The Essence of Amberland with Brock Butler
RR: Amberland has a very particular P Groove trip going on, so one has to be very careful about keeping a delicate balance between having yet another festival that you just happen to run and having it be your festival. I feel you’ve been really smart about how you’ve chosen these bands to play at Amberland this year.
BB: Thank you. I’m inclined to agree with you. We chose some of these bands based off the region from which they’re from like the Former Champions are out of the Richmond, Virginia area. We have hopes that there are people who might enjoy Perpetual Groove, but that these bands have buddies that they’re close with and they want to go see them, too, in a setting that they know has been nice in the past. [Amberland] is really mellow and calm, and earlier parts of the day, everyone is relaxed and somehow, we’re able to maintain that throughout.
It is Memorial Day weekend. I don’t know about you, but every Bonnaroo and every big thing I’ve ever attended and come back from, I feel like I need a holiday after ending the thing. With Amberland, I like the idea that people might be out playing some Frisbee in the earlier part of the day, and everyone is hanging out and having a nice three-day weekend together. And to still have that vibe at the end of the day, early to late afternoon starts, start getting some music going, there’s no overlapping of any kind, so you’re never forced into looking at the schedule and thinking “I want to catch 45 minutes of Grace Potter, and then hustle over here.” It’s a hard thing to make a decision on. I’ve been to Bonnaroo the last two years just as a guest musician and spectator. I see a list of the bands that I want to see, and undoubtedly, two of the bands that I want to see are slotted directly on top of each other, or slightly staggered. I saw Merle Haggard, and Girl Talk or someone was playing nearby, and there was a sound bleed. It’s just a conflict of vibes.
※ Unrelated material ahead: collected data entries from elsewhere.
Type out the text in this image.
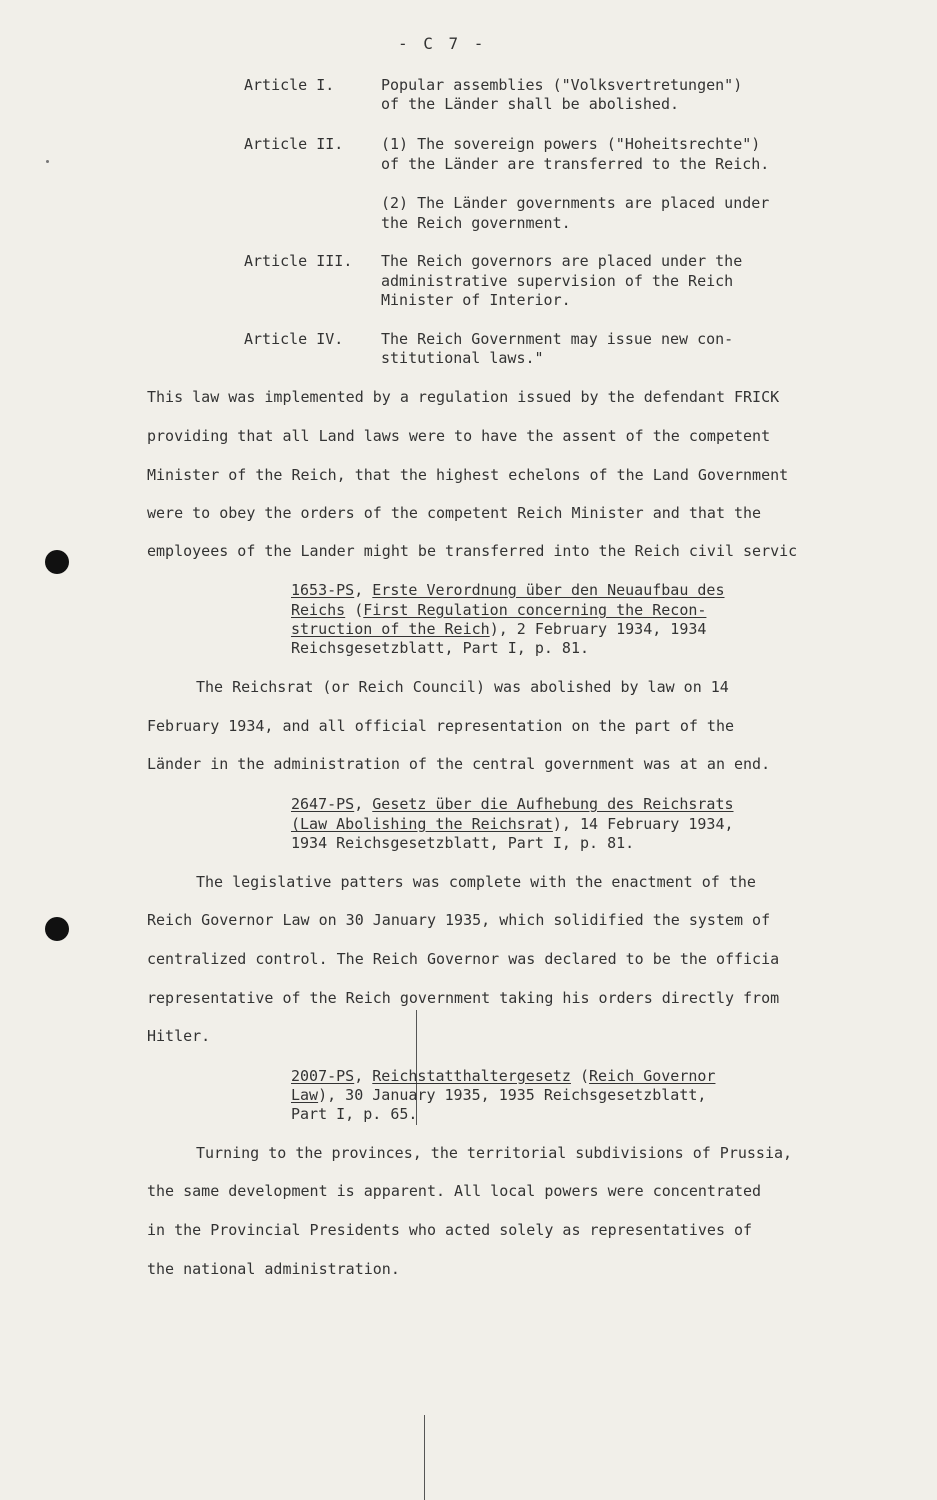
- C 7 -
Article I.	Popular assemblies ("Volksvertretungen")
of the Länder shall be abolished.
Article II.	(1) The sovereign powers ("Hoheitsrechte")
of the Länder are transferred to the Reich.
(2) The Länder governments are placed under
the Reich government.
Article III. The Reich governors are placed under the
administrative supervision of the Reich
Minister of Interior.
Article IV.	The Reich Government may issue new con-
stitutional laws."
This law was implemented by a regulation issued by the defendant FRICK
providing that all Land laws were to have the assent of the competent
Minister of the Reich, that the highest echelons of the Land Government
were to obey the orders of the competent Reich Minister and that the
employees of the Lander might be transferred into the Reich civil servic
1653-PS, Erste Verordnung über den Neuaufbau des
Reichs (First Regulation concerning the Recon-
struction of the Reich), 2 February 1934, 1934
Reichsgesetzblatt, Part I, p. 81.
The Reichsrat (or Reich Council) was abolished by law on 14
February 1934, and all official representation on the part of the
Länder in the administration of the central government was at an end.
2647-PS, Gesetz über die Aufhebung des Reichsrats
(Law Abolishing the Reichsrat), 14 February 1934,
1934 Reichsgesetzblatt, Part I, p. 81.
The legislative patters was complete with the enactment of the
Reich Governor Law on 30 January 1935, which solidified the system of
centralized control. The Reich Governor was declared to be the officia
representative of the Reich government taking his orders directly from
Hitler.
2007-PS, Reichstatthaltergesetz (Reich Governor
Law), 30 January 1935, 1935 Reichsgesetzblatt,
Part I, p. 65.
Turning to the provinces, the territorial subdivisions of Prussia,
the same development is apparent. All local powers were concentrated
in the Provincial Presidents who acted solely as representatives of
the national administration.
RR: At Amberland, a festival in its purest state, with much of the concentration and attention on P Groove itself, the band plays six sets over the course of the festival. How much preparation goes into those setlists for this coming weekend?
BB: We have done different methods in the past. One we decided to work with this year is that we are going to pretty much write out the setlists. Starting on Monday, we’re going to be rehearsing long days, every day, up until it is time to head over to the site. We have new songs, brand new pieces that we’re working on, and we want to deliver them with a confidence and certainty that it doesn’t sound like we’re working on a new song, but have
it sound like it already—whether or not it is very firm, that takes time for a song, over and over again to really get a sense of identity—sounds very calculating and put together. We’ve tried to do a set where there was a “Pink Floyd scene,” and we overshoot on the amount of material and a few things end up being a little rough around the edges. The
idea this year is that we want to bring this new material and some of the ones I’m seeing come together are really strong ones that I haven’t had an immediate amount of hope, but I know that as soon as I sit down with the four members, it’s just going to feel really good to hear it all come together.
RR: Veering back to your solo material, which is also featured at Amberland, how much preparation goes into Brockfast, which takes place on Sunday at the festival?
BB: A good bit, actually. That’s when there are a couple of new artists that I’ve gotten turned on to. The kids put up a thread on our message board, and they talk about songs that they think that I would do well with. I also have one original. I’m going through kind of a very point of uncertainty regarding a girl that I’ve been madly in love with for four years. It’s not completely over, but things are just weird—for better or worse. As soon as it started happening, the lyrics just started dumping out of me. It’s my way to deal with certain things and have it be productive to a certain extent.
RR: Speaking of relationships, Amberland is hosting its first wedding this year.
BB: Yeah. It truly is.
RR: I believe you are part of the wedding party, right?
BB: Yeah, I think I’m walking the bride down. One of the people who are getting married has been a very longtime fan for many, many years. He asked me if I’d be willing to do it. It means a lot to him. I think that’s really the very essence of this whole thing. Let’s say we have 500, 600 people to come out, or even up to a thousand, it’s very possible for me to walk around the grounds. I’ll carry my acoustic with me, and plop down at people’s campsites, and just hang out. I so rarely get an opportunity to really get a meeting, or a time to hang out with audiences who have been so supportive. This really gives me an amount of time to just hang out and socialize, or, at least for me, I feel like I’ve got personal satisfaction out of it. On regular gig nights, my attention span just gets called in so many different directions that I just don’t feel that I’m able to be the very focused listener and friend to these people that I would very much like to be. It’s hard; it’s taxing—the touring and traveling. Once we’re all settled into Amberland for three days, I know I’ve got time to get around and catch up with people and express my gratitude in personal ways if I’m able to.
RR: Is that a conscious shift to become this different person, or is it a natural flow?
BB: It’s a very natural flow for me. I really like our audience. I take a great pride in people because a lot of bands get different reputations based on how their audience behaves. I like that many of the people that come [to Amberland] are adamant about trying to leave the property as clean as (within our power to do so) when we found it. I’ve always taken a great pride of the good qualities of our audience.